Germany looks at new markets for its exports in Latin America

As China loses ground as a destination for German exports, the largest economy in the euro zone seeks new markets for its products and services in Latin America and the Caribbean.

“We are in a fragile situation in the world economy and we see great economic potential, especially in Latin American countries,” German Finance Minister Christian Lindner said Friday ahead of a meeting of European and Latin American finance ministers in Spain.

“I would like our meeting to send a signal that we can make rapid progress on the free trade agreement between the European Union and Mercosur”, Lindner said.

With China’s economy losing strength, European countries are interested in concluding a trade agreement with Mercosur, hoping to boost their exports to the Latin American trading bloc, diversifying their export clients.

“We can’t always talk simply about wanting to diversify to be less dependent on China,” Lindner said. “At some point, this language must be followed by action.”

Compared to the first half of 2022, German exports to China fell by more than 8%, according to the German economic institute IW.

Despite hopes of a trade boost after Beijing lifted its strict COVID-19 restrictions, exports to the country accounted for just 6.2% of total German shipments in the first half of the year, the lowest share since 2016, according to data from the German Ministry of Commerce.

“It’s like a scale, and the risk and rewards on the scale of trade with China are changing more and more,” said Jens Hildebrandt, chief representative of the German industry and trade delegation in Beijing.

As Chinese authorities try to revive growth, Latin America’s annual Gross Domestic Product (GDP) has more than quintupled in the last 30 years, reaching US$6.25 billion in 2022.

Negotiators from the European Union and Mercosur on Thursday discussed the next steps to complete their long-awaited trade deal.

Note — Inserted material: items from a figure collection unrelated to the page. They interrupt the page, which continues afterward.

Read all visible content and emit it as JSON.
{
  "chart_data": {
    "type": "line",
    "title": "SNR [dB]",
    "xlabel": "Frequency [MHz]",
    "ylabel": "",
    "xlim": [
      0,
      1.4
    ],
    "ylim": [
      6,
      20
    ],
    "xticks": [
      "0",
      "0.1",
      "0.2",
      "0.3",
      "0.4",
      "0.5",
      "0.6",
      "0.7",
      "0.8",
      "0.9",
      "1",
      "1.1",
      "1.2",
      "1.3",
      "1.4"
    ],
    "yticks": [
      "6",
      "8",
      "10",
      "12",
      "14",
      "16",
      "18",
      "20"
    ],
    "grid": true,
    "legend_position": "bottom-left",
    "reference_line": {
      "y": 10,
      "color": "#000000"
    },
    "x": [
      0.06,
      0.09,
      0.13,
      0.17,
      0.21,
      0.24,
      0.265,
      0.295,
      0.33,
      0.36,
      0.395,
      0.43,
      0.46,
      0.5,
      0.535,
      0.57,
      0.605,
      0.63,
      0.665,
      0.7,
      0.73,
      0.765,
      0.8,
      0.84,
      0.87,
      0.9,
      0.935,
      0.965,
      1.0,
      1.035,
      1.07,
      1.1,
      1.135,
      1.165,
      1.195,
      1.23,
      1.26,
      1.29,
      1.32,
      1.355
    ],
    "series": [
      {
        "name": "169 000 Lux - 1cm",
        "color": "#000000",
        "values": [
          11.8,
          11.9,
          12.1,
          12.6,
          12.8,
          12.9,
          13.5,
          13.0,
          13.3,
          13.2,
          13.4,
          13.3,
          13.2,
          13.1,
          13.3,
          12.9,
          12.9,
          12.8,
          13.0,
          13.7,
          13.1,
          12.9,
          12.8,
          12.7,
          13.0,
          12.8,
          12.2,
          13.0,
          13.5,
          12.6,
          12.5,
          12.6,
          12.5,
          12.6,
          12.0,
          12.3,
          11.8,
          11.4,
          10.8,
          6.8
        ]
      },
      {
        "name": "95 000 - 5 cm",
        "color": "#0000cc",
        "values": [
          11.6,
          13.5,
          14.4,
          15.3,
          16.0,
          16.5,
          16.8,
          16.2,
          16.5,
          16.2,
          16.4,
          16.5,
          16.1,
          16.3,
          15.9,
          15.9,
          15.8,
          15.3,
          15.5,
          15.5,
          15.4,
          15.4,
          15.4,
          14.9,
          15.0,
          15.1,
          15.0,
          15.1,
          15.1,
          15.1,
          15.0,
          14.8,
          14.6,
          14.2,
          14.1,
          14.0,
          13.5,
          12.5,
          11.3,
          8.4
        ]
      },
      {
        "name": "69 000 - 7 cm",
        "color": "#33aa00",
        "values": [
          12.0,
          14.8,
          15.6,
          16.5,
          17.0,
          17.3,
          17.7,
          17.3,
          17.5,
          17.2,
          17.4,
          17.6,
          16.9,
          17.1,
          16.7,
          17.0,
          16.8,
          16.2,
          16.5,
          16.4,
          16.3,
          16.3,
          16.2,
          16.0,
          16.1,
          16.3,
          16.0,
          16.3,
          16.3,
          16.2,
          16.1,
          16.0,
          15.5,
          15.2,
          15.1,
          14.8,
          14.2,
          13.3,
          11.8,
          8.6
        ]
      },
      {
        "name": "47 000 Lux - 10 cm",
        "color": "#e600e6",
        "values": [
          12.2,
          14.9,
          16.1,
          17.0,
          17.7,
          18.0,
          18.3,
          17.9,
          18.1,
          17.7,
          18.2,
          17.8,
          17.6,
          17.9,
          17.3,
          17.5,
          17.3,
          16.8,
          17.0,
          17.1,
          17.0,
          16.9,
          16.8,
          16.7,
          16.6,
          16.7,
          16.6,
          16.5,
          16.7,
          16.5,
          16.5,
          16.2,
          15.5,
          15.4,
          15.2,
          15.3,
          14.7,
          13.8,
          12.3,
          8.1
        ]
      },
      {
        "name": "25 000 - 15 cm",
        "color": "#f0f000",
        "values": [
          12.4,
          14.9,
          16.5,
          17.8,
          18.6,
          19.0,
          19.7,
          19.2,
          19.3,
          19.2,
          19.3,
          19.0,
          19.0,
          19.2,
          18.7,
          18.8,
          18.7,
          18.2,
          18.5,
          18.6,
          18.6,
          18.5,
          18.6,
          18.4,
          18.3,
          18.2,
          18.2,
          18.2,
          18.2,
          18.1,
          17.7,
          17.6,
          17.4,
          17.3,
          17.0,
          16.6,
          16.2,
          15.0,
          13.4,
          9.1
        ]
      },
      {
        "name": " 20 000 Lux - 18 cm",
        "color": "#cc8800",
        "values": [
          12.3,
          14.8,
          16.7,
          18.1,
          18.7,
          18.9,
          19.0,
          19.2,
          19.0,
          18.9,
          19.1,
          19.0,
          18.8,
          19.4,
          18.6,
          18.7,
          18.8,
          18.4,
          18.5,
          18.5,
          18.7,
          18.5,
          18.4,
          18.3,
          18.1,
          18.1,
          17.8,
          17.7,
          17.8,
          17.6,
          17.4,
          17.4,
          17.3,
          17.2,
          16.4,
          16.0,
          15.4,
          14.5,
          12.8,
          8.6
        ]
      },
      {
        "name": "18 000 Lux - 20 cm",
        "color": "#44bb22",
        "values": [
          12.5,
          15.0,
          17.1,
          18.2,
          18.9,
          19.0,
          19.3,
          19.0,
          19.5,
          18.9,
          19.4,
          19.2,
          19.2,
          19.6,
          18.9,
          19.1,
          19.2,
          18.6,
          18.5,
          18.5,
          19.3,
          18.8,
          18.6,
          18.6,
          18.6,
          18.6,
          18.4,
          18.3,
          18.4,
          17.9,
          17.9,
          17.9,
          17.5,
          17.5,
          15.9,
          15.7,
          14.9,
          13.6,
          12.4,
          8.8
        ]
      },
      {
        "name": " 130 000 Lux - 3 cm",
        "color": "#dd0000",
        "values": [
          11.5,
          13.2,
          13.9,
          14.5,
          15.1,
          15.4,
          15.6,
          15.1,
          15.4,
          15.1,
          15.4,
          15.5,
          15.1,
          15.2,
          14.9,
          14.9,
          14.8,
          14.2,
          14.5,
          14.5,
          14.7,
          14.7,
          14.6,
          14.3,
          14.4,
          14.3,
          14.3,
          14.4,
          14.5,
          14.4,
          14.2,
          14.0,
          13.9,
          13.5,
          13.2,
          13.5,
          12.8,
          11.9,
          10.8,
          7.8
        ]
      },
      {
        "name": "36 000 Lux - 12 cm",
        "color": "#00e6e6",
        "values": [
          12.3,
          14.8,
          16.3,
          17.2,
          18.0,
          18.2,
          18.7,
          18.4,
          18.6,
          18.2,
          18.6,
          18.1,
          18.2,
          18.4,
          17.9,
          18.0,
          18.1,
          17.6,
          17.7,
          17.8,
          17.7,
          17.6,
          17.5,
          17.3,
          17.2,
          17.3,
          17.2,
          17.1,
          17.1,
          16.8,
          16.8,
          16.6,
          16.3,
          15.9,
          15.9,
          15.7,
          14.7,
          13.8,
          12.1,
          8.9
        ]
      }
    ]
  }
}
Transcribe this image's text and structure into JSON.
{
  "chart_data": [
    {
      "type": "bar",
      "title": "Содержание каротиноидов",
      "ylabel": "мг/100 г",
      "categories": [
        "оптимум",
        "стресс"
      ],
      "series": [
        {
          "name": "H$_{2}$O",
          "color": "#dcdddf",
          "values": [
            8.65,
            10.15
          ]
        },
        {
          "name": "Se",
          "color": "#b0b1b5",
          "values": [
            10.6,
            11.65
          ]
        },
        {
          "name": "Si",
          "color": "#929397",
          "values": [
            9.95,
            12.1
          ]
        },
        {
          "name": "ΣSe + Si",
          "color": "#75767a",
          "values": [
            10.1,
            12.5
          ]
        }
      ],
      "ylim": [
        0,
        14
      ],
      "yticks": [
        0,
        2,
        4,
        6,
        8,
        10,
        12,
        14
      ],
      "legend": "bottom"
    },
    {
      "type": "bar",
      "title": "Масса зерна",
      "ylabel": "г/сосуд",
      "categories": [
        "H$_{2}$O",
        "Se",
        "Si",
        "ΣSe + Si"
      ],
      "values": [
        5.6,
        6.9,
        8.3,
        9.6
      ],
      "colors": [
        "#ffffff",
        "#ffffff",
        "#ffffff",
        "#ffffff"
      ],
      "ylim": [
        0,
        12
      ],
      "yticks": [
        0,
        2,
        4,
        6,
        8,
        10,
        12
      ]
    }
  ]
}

“All parties are very interested in the agreement and should now be prepared to reach a compromise,” said Uta Knott, senior director for Latin America at the German industry association BDI. “A great opportunity would be lost if they do not reach an agreement,” he told Reuters.

Germany’s largest trading partners in Latin America are Argentina, Brazil, Chile, Colombia and Mexico, who together represent almost 80% of its trade volume with the region.

However, these countries represent only 2.6% of German exports in total.